Strengths of the Study
The strengths of the present study include its prospective design and inclusion of consecutively admitted patients with confirmed acute ischemic stroke. Stroke severity was assessed using a standardized functional scale (mRS), and MPV was measured uniformly in all participants using an automated hematology analyzer. Both comparative and correlation analyses were performed, strengthening the reliability of findings.
Limitations
Certain limitations should be acknowledged. First, the study had a relatively small sample size and was conducted at a single center, which may limit generalizability. Second, serial MPV measurements were not performed; therefore, changes following treatment could not be assessed. Third, infarct volume, TOAST classification, carotid Doppler findings, and long-term mortality outcomes were not evaluated. Fourth, other inflammatory markers such as neutrophil-to-lymphocyte ratio and platelet distribution width were not simultaneously compared.
Future Directions
Further multicentric studies with larger sample sizes are required to validate MPV as an independent prognostic marker in ischemic stroke. Future research should include serial MPV monitoring, radiological infarct volume correlation, stroke subtype analysis, long-term outcomes, and comparison with other inflammatory biomarkers.[12,15]
Combining MPV with established clinical severity scores such as NIHSS and neuroimaging findings may improve early prediction of stroke severity and outcomes.
In summary, the present study demonstrates that elevated MPV is significantly associated with greater severity of acute ischemic stroke. The progressive increase in MPV across disability grades and its positive correlation with mRS score suggest that platelet activation has an important role in stroke severity. Since MPV is inexpensive, easily available, and rapidly measurable, it may be a useful adjunctive biomarker in the routine management of ischemic stroke patients.[5,11,15]
CONCLUSION
The present study demonstrates a significant association between mean platelet volume (MPV) and severity of acute ischemic stroke. MPV values increased progressively with worsening Modified Rankin Scale (mRS) grades, and a positive correlation was observed between MPV and functional disability. These findings suggest that elevated MPV reflects increased platelet activation and may be linked to more severe neurological impairment in ischemic stroke patients.

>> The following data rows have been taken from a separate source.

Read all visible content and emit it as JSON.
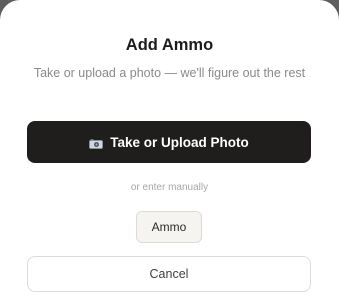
{
  "modal": {
    "title": "Add Ammo",
    "subtitle": "Take or upload a photo — we'll figure out the rest",
    "primary_button_label": "Take or Upload Photo",
    "primary_button_icon": "camera-icon",
    "divider_text": "or enter manually",
    "ammo_button_label": "Ammo",
    "cancel_button_label": "Cancel"
  },
  "colors": {
    "primary_button_bg": "#1f1e1c",
    "backdrop": "#5e5e5e",
    "chip_bg": "#f6f4f0"
  }
}
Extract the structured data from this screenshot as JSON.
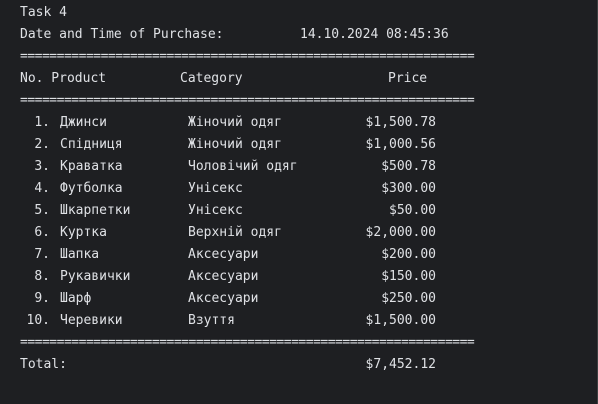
{
  "title": "Task 4",
  "purchase_label": "Date and Time of Purchase:",
  "purchase_datetime": "14.10.2024 08:45:36",
  "separator": "==============================================================",
  "headers": {
    "no_product": "No. Product",
    "category": "Category",
    "price": "Price"
  },
  "items": [
    {
      "num": "1.",
      "product": "Джинси",
      "category": "Жіночий одяг",
      "price": "$1,500.78"
    },
    {
      "num": "2.",
      "product": "Спідниця",
      "category": "Жіночий одяг",
      "price": "$1,000.56"
    },
    {
      "num": "3.",
      "product": "Краватка",
      "category": "Чоловічий одяг",
      "price": "$500.78"
    },
    {
      "num": "4.",
      "product": "Футболка",
      "category": "Унісекс",
      "price": "$300.00"
    },
    {
      "num": "5.",
      "product": "Шкарпетки",
      "category": "Унісекс",
      "price": "$50.00"
    },
    {
      "num": "6.",
      "product": "Куртка",
      "category": "Верхній одяг",
      "price": "$2,000.00"
    },
    {
      "num": "7.",
      "product": "Шапка",
      "category": "Аксесуари",
      "price": "$200.00"
    },
    {
      "num": "8.",
      "product": "Рукавички",
      "category": "Аксесуари",
      "price": "$150.00"
    },
    {
      "num": "9.",
      "product": "Шарф",
      "category": "Аксесуари",
      "price": "$250.00"
    },
    {
      "num": "10.",
      "product": "Черевики",
      "category": "Взуття",
      "price": "$1,500.00"
    }
  ],
  "total_label": "Total:",
  "total_value": "$7,452.12",
  "colors": {
    "background": "#1e1f22",
    "text": "#dfe1e5"
  }
}
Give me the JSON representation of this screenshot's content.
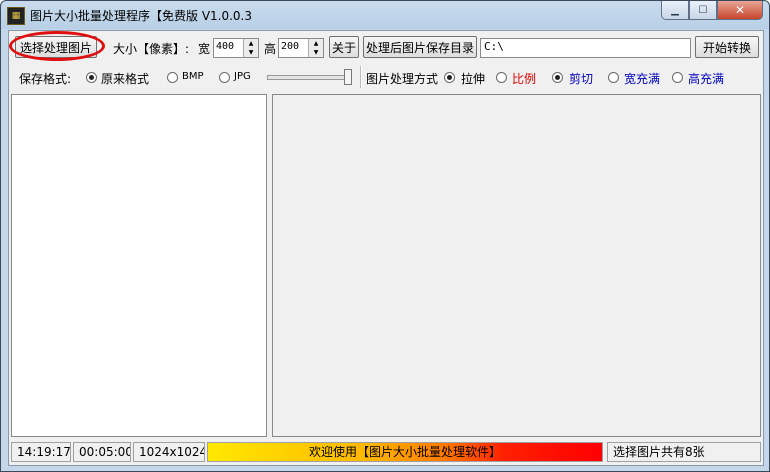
{
  "window": {
    "title": "图片大小批量处理程序【免费版 V1.0.0.3",
    "icon": "app-icon",
    "controls": [
      "minimize-icon",
      "maximize-icon",
      "close-icon"
    ]
  },
  "toolbar": {
    "select_button": "选择处理图片",
    "size_label": "大小【像素】:",
    "width_label": "宽",
    "width_value": "400",
    "height_label": "高",
    "height_value": "200",
    "lock_button": "关于",
    "save_dir_button": "处理后图片保存目录",
    "save_path": "C:\\",
    "start_button": "开始转换"
  },
  "options": {
    "format_label": "保存格式:",
    "formats": [
      {
        "label": "原来格式",
        "selected": true
      },
      {
        "label": "BMP",
        "selected": false
      },
      {
        "label": "JPG",
        "selected": false
      }
    ],
    "quality_level": 1.0,
    "method_label": "图片处理方式",
    "methods": [
      {
        "label": "拉伸",
        "selected": true,
        "color": "#000000"
      },
      {
        "label": "比例",
        "selected": false,
        "color": "#e00000"
      },
      {
        "label": "剪切",
        "selected": true,
        "color": "#0000c0"
      },
      {
        "label": "宽充满",
        "selected": false,
        "color": "#0000c0"
      },
      {
        "label": "高充满",
        "selected": false,
        "color": "#0000c0"
      }
    ]
  },
  "status": {
    "time": "14:19:17",
    "elapsed": "00:05:00",
    "resolution": "1024x1024",
    "welcome": "欢迎使用【图片大小批量处理软件】",
    "count_text": "选择图片共有8张"
  },
  "colors": {
    "highlight": "#e01010",
    "accent_blue": "#0000c0",
    "accent_red": "#e00000"
  }
}
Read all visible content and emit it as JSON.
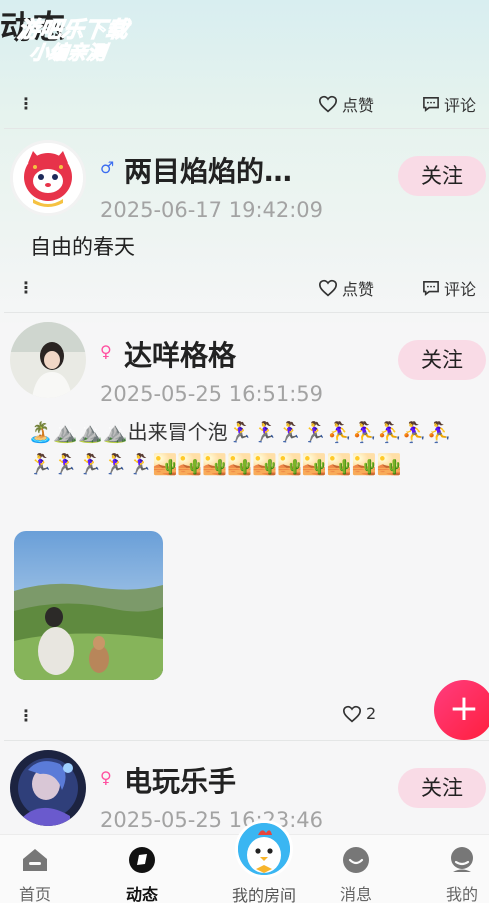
{
  "page": {
    "title": "动态"
  },
  "watermark": {
    "line1": "游吧乐下载",
    "line2": "小编亲测"
  },
  "top_actions": {
    "like_label": "点赞",
    "comment_label": "评论",
    "more_label": "⋮"
  },
  "posts": [
    {
      "username": "两目焰焰的…",
      "gender": "male",
      "gender_symbol": "♂",
      "timestamp": "2025-06-17 19:42:09",
      "follow_label": "关注",
      "content": "自由的春天",
      "actions": {
        "more_label": "⋮",
        "like_label": "点赞",
        "comment_label": "评论"
      }
    },
    {
      "username": "达咩格格",
      "gender": "female",
      "gender_symbol": "♀",
      "timestamp": "2025-05-25 16:51:59",
      "follow_label": "关注",
      "content": "🏝️⛰️⛰️⛰️出来冒个泡🏃‍♀️🏃‍♀️🏃‍♀️🏃‍♀️⛹️‍♀️⛹️‍♀️⛹️‍♀️⛹️‍♀️⛹️‍♀️🏃‍♀️🏃‍♀️🏃‍♀️🏃‍♀️🏃‍♀️🏜️🏜️🏜️🏜️🏜️🏜️🏜️🏜️🏜️🏜️",
      "actions": {
        "more_label": "⋮",
        "like_count": "2"
      }
    },
    {
      "username": "电玩乐手",
      "gender": "female",
      "gender_symbol": "♀",
      "timestamp": "2025-05-25 16:23:46",
      "follow_label": "关注"
    }
  ],
  "fab": {
    "label": "+"
  },
  "tabbar": {
    "items": [
      {
        "label": "首页",
        "icon": "home-icon",
        "active": false
      },
      {
        "label": "动态",
        "icon": "moments-icon",
        "active": true
      },
      {
        "label": "我的房间",
        "icon": "chick-avatar-icon",
        "active": false
      },
      {
        "label": "消息",
        "icon": "message-icon",
        "active": false
      },
      {
        "label": "我的",
        "icon": "profile-icon",
        "active": false
      }
    ]
  },
  "colors": {
    "follow_bg": "#f9dbe6",
    "male": "#3b6df0",
    "female": "#ff4fa0",
    "fab": "#ff2a4e",
    "timestamp": "#a3a3a3"
  }
}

As MPV is an inexpensive, rapid, and routinely available laboratory parameter, it may serve as a useful adjunctive biomarker for early risk stratification and prognostic assessment in acute ischemic stroke. Incorporating MPV into routine clinical evaluation may help identify high-risk patients who require closer monitoring and timely intervention.
However, larger multicenter studies are needed to further validate its prognostic utility and establish its role in standard stroke management protocols.
Declaration by Authors
Ethical Approval: Approved by the Institutional Ethics Committee of Sri Guru Ram Das Institute of Medical Sciences and Research, Vallah, Amritsar.
Acknowledgement: The authors sincerely acknowledge all the patients who participated in the study and the staff of the Department of Medicine for their support during the conduct of this research.
Source of Funding: None.
Conflict of Interest: The authors declare no conflict of interest.